Reputation: 484
I'm trying to screen-scrape a URL containing special characters like the Danish character 'ø'
.
The URL is:
url = "http://www.zara.com/dk/da/dame/tilbehør/tilbehør/stribet-hue-c271008p2195502.html"
In order to have OpenURI recognize it as a valid URL, I do:
url = Addressable::URI.parse(url).normalize.to_s
and parse it with:
doc = Nokogiri::HTML(open(url))
which returns:
OpenURI::HTTPError: 404 Not Found
I have no clue why OpenURI returns a 404, because the normalized URL works fine in a browser.
Why this is the case and what I have to do to fix it?
Upvotes: 3
Views: 2618
Reputation: 484
I found out that the problem was with the server of the URL I was trying to parse. They rejected the default User-Agent used by OpenURI.

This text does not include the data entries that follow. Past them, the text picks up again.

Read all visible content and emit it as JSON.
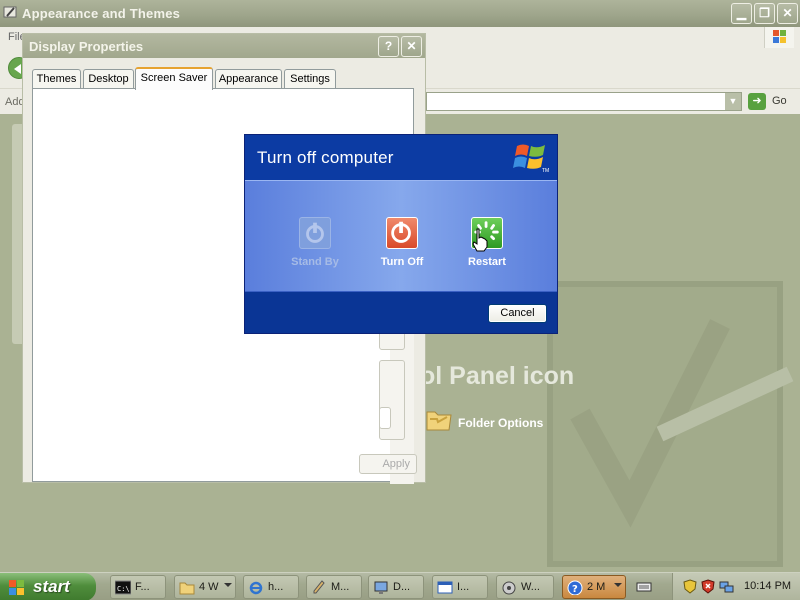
{
  "background_window": {
    "title": "Appearance and Themes",
    "menu_file": "File",
    "address_label": "Address",
    "go_label": "Go",
    "watermark_title": "ol Panel icon",
    "folder_options_label": "Folder Options",
    "minimize_glyph": "▁",
    "restore_glyph": "❐",
    "close_glyph": "✕"
  },
  "display_properties": {
    "title": "Display Properties",
    "help_glyph": "?",
    "close_glyph": "✕",
    "tabs": [
      {
        "label": "Themes"
      },
      {
        "label": "Desktop"
      },
      {
        "label": "Screen Saver",
        "active": true
      },
      {
        "label": "Appearance"
      },
      {
        "label": "Settings"
      }
    ],
    "apply_label": "Apply"
  },
  "turn_off_dialog": {
    "title": "Turn off computer",
    "trademark": "TM",
    "options": [
      {
        "label": "Stand By",
        "icon": "standby-icon",
        "enabled": false
      },
      {
        "label": "Turn Off",
        "icon": "power-icon",
        "enabled": true
      },
      {
        "label": "Restart",
        "icon": "restart-icon",
        "enabled": true
      }
    ],
    "cancel_label": "Cancel"
  },
  "taskbar": {
    "start_label": "start",
    "buttons": [
      {
        "label": "F...",
        "icon": "cmd-icon"
      },
      {
        "label": "4 W",
        "icon": "folder-icon",
        "grouped": true
      },
      {
        "label": "h...",
        "icon": "ie-icon",
        "grouped": true
      },
      {
        "label": "M...",
        "icon": "paint-icon"
      },
      {
        "label": "D...",
        "icon": "control-panel-icon"
      },
      {
        "label": "I...",
        "icon": "window-icon"
      },
      {
        "label": "W...",
        "icon": "speaker-icon"
      },
      {
        "label": "2 M",
        "icon": "help-icon",
        "grouped": true,
        "active": true
      },
      {
        "label": "",
        "icon": "keyboard-icon"
      }
    ],
    "clock": "10:14 PM"
  },
  "colors": {
    "xp_blue": "#083493",
    "turnoff_red": "#d94a2a",
    "restart_green": "#2e9a24",
    "start_green": "#4f8d3c"
  }
}
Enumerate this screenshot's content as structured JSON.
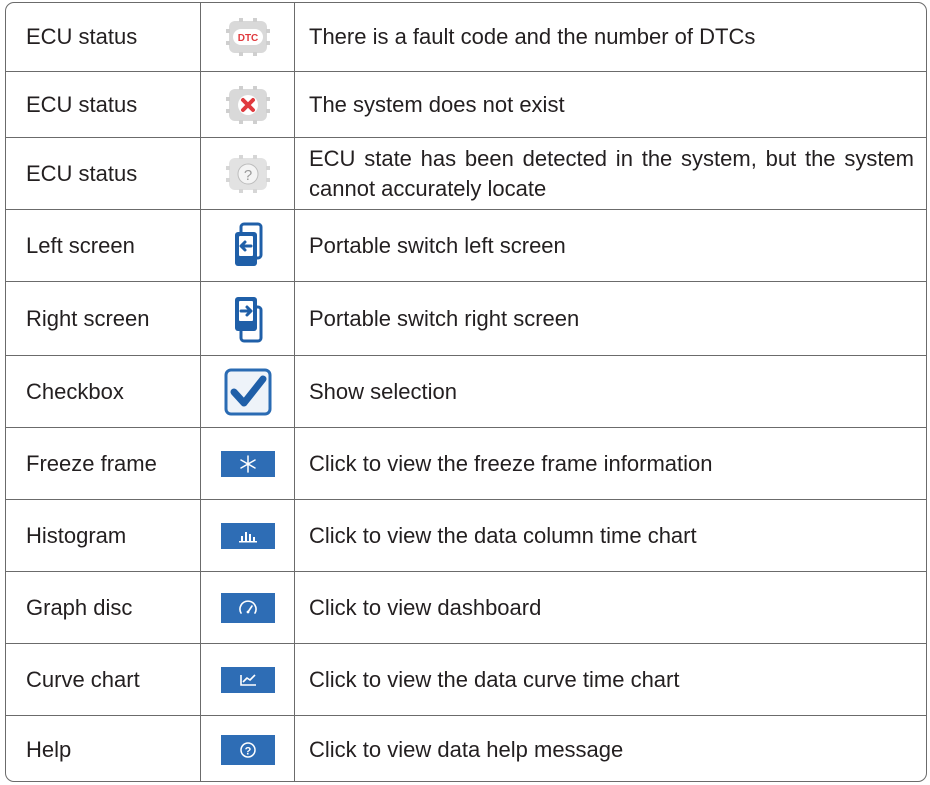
{
  "rows": [
    {
      "name": "ECU status",
      "icon": "dtc-fault-icon",
      "badge": "DTC",
      "description": "There is a fault code and the number of DTCs"
    },
    {
      "name": "ECU status",
      "icon": "system-not-exist-icon",
      "description": "The system does not exist"
    },
    {
      "name": "ECU status",
      "icon": "unknown-state-icon",
      "badge": "?",
      "description": "ECU state has been detected in the system, but the system cannot accurately locate"
    },
    {
      "name": "Left screen",
      "icon": "switch-left-screen-icon",
      "description": "Portable switch left screen"
    },
    {
      "name": "Right screen",
      "icon": "switch-right-screen-icon",
      "description": "Portable switch right screen"
    },
    {
      "name": "Checkbox",
      "icon": "checkbox-checked-icon",
      "description": "Show selection"
    },
    {
      "name": "Freeze frame",
      "icon": "freeze-frame-icon",
      "description": "Click to view the freeze frame information"
    },
    {
      "name": "Histogram",
      "icon": "histogram-icon",
      "description": "Click to view the data column time chart"
    },
    {
      "name": "Graph disc",
      "icon": "dashboard-gauge-icon",
      "description": "Click to view dashboard"
    },
    {
      "name": "Curve chart",
      "icon": "curve-chart-icon",
      "description": "Click to view the data curve time chart"
    },
    {
      "name": "Help",
      "icon": "help-icon",
      "badge": "?",
      "description": "Click to view data help message"
    }
  ],
  "colors": {
    "border": "#6b6b6b",
    "button_blue": "#2e6db5",
    "dtc_red": "#e03a3e",
    "chip_gray": "#d9d9d9"
  }
}
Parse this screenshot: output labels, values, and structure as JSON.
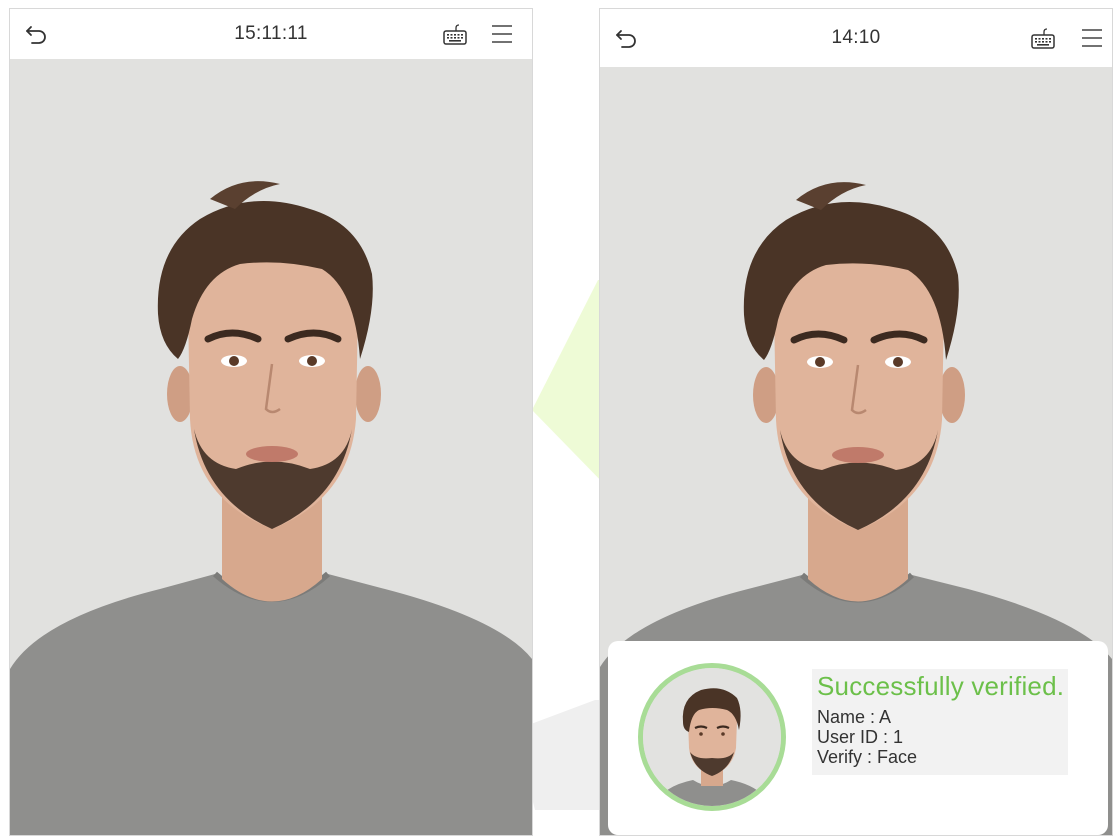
{
  "left_screen": {
    "time": "15:11:11",
    "icons": {
      "back": "back-arrow-icon",
      "keyboard": "keyboard-icon",
      "menu": "menu-icon"
    }
  },
  "right_screen": {
    "time": "14:10",
    "icons": {
      "back": "back-arrow-icon",
      "keyboard": "keyboard-icon",
      "menu": "menu-icon"
    },
    "verification": {
      "status": "Successfully verified.",
      "name_line": "Name : A",
      "user_id_line": "User ID : 1",
      "verify_line": "Verify : Face"
    }
  },
  "colors": {
    "success_text": "#6cc04a",
    "avatar_ring": "#a8dc96",
    "watermark_green": "#eefbd6",
    "watermark_gray": "#ececec"
  }
}
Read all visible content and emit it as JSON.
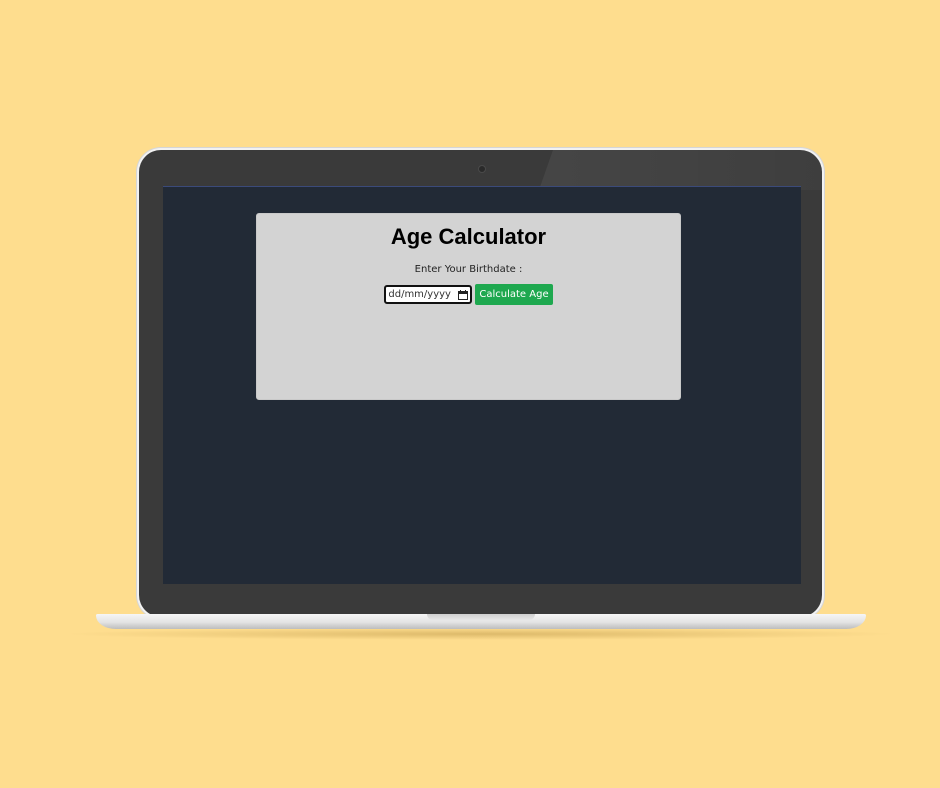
{
  "app": {
    "title": "Age Calculator",
    "prompt_label": "Enter Your Birthdate :",
    "date_input": {
      "placeholder": "dd/mm/yyyy",
      "value": "",
      "icon": "calendar-icon"
    },
    "calculate_button_label": "Calculate Age",
    "colors": {
      "page_background": "#fedd8e",
      "screen_background": "#222a36",
      "card_background": "#d3d3d3",
      "button_background": "#1ea84f",
      "button_text": "#ffffff"
    }
  }
}
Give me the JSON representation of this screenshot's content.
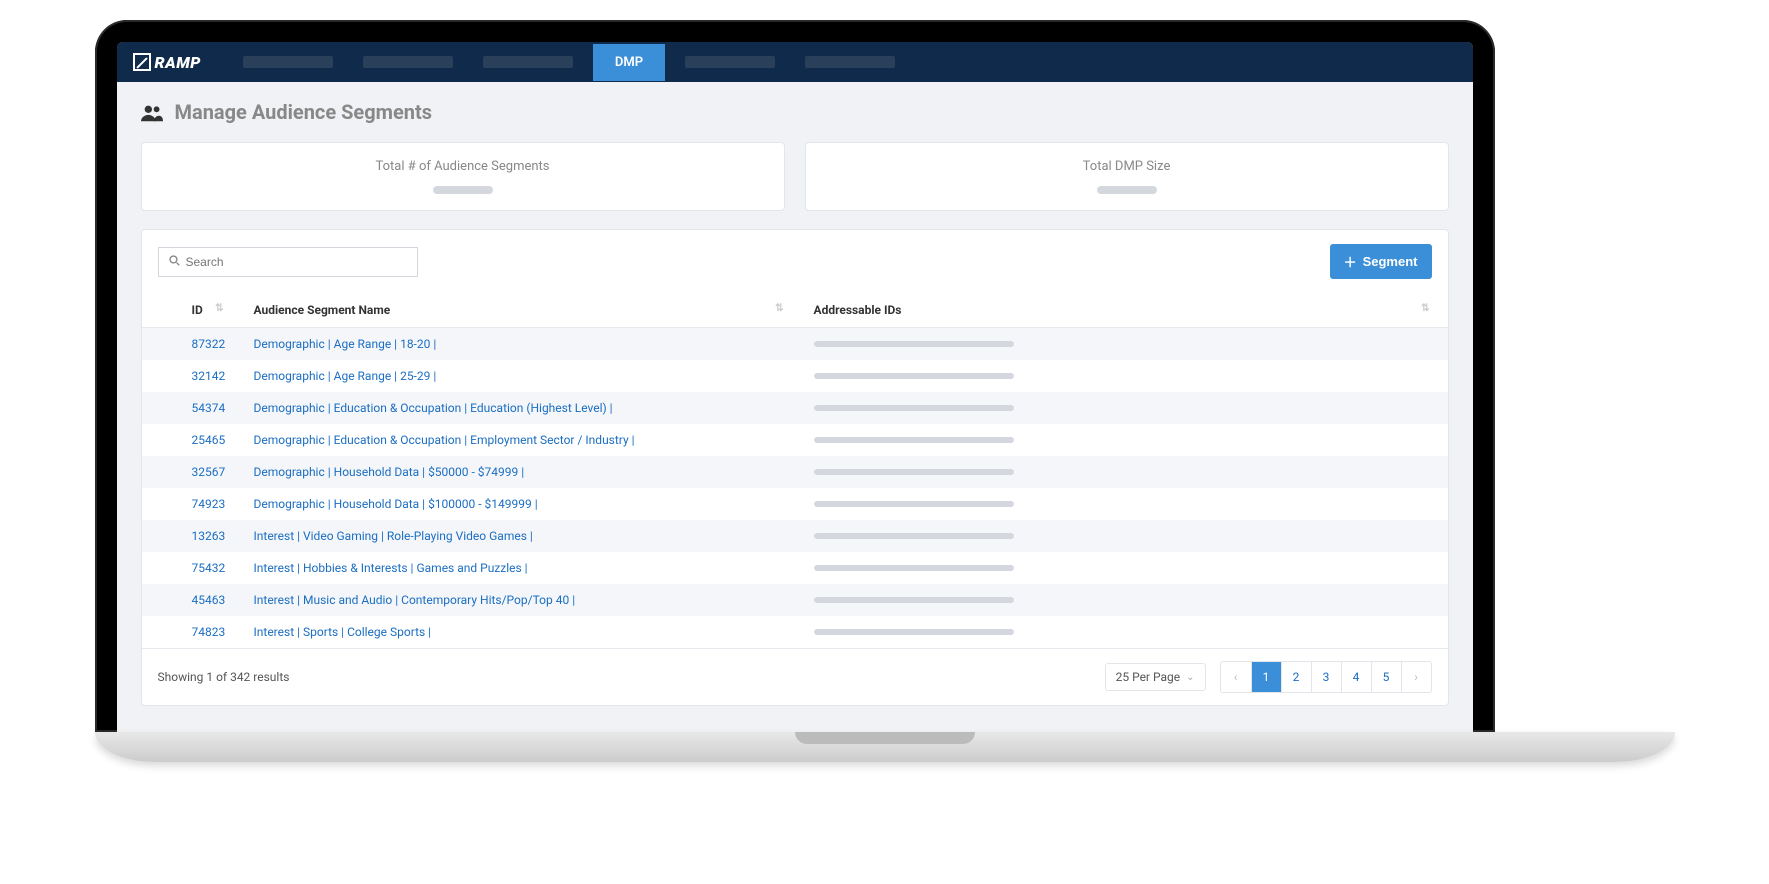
{
  "brand": "RAMP",
  "nav": {
    "active": "DMP"
  },
  "page": {
    "title": "Manage Audience Segments"
  },
  "stats": [
    {
      "label": "Total # of Audience Segments"
    },
    {
      "label": "Total DMP Size"
    }
  ],
  "toolbar": {
    "search_placeholder": "Search",
    "add_label": "Segment"
  },
  "columns": {
    "id": "ID",
    "name": "Audience Segment Name",
    "addr": "Addressable IDs"
  },
  "rows": [
    {
      "id": "87322",
      "name": "Demographic | Age Range |  18-20 |"
    },
    {
      "id": "32142",
      "name": "Demographic | Age Range |  25-29 |"
    },
    {
      "id": "54374",
      "name": "Demographic | Education & Occupation |  Education (Highest Level) |"
    },
    {
      "id": "25465",
      "name": "Demographic | Education & Occupation |  Employment Sector / Industry |"
    },
    {
      "id": "32567",
      "name": "Demographic | Household Data |  $50000 - $74999 |"
    },
    {
      "id": "74923",
      "name": "Demographic | Household Data |  $100000 - $149999 |"
    },
    {
      "id": "13263",
      "name": "Interest | Video Gaming |  Role-Playing Video Games |"
    },
    {
      "id": "75432",
      "name": "Interest | Hobbies & Interests |  Games and Puzzles |"
    },
    {
      "id": "45463",
      "name": "Interest | Music and Audio |  Contemporary Hits/Pop/Top 40 |"
    },
    {
      "id": "74823",
      "name": "Interest | Sports |  College Sports |"
    }
  ],
  "footer": {
    "summary": "Showing 1 of 342 results",
    "per_page": "25 Per Page",
    "pages": [
      "1",
      "2",
      "3",
      "4",
      "5"
    ],
    "active_page": "1"
  }
}
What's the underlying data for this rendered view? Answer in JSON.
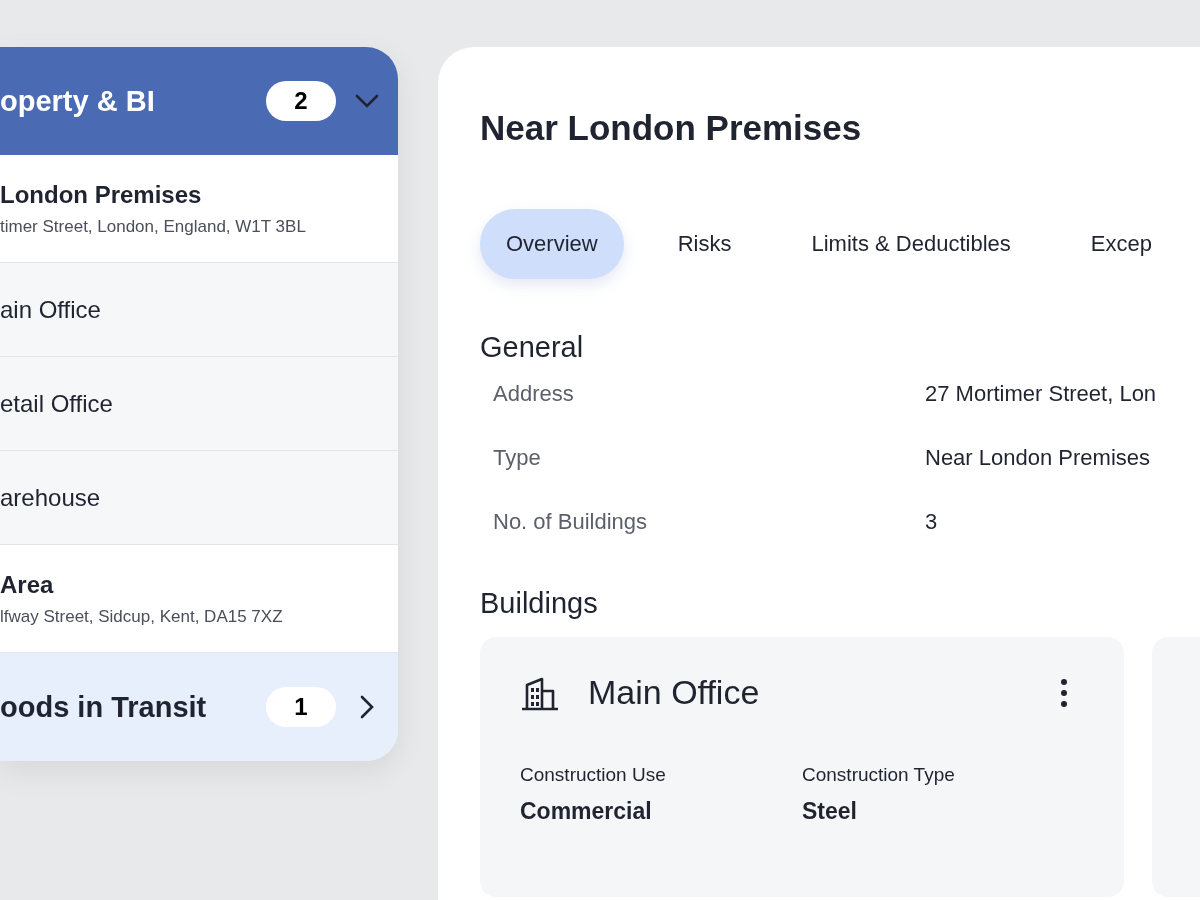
{
  "sidebar": {
    "sections": [
      {
        "title": "operty & BI",
        "count": "2",
        "expanded": true,
        "items": [
          {
            "kind": "location",
            "name": "London Premises",
            "address": "timer Street, London, England, W1T 3BL"
          },
          {
            "kind": "building",
            "name": "ain Office"
          },
          {
            "kind": "building",
            "name": "etail Office"
          },
          {
            "kind": "building",
            "name": "arehouse"
          },
          {
            "kind": "location",
            "name": "Area",
            "address": "lfway Street, Sidcup, Kent, DA15 7XZ"
          }
        ]
      },
      {
        "title": "oods in Transit",
        "count": "1",
        "expanded": false
      }
    ]
  },
  "main": {
    "title": "Near London Premises",
    "tabs": [
      {
        "label": "Overview",
        "selected": true
      },
      {
        "label": "Risks",
        "selected": false
      },
      {
        "label": "Limits & Deductibles",
        "selected": false
      },
      {
        "label": "Excep",
        "selected": false
      }
    ],
    "general": {
      "heading": "General",
      "rows": [
        {
          "label": "Address",
          "value": "27 Mortimer Street, Lon"
        },
        {
          "label": "Type",
          "value": "Near London Premises"
        },
        {
          "label": "No. of Buildings",
          "value": "3"
        }
      ]
    },
    "buildings": {
      "heading": "Buildings",
      "cards": [
        {
          "name": "Main Office",
          "fields": [
            {
              "label": "Construction Use",
              "value": "Commercial"
            },
            {
              "label": "Construction Type",
              "value": "Steel"
            }
          ]
        }
      ]
    }
  }
}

From the documentation on OpenURI, it says that additional header fields can be specified by an optional hash argument:
open("http://www.ruby-lang.org/en/",
"User-Agent" => "Ruby/#{RUBY_VERSION}",
"From" => "[email protected]",
"Referer" => "http://www.ruby-lang.org/") {|f|
# ...
}
I just used a different User-Agent and everything worked fine.
Upvotes: 6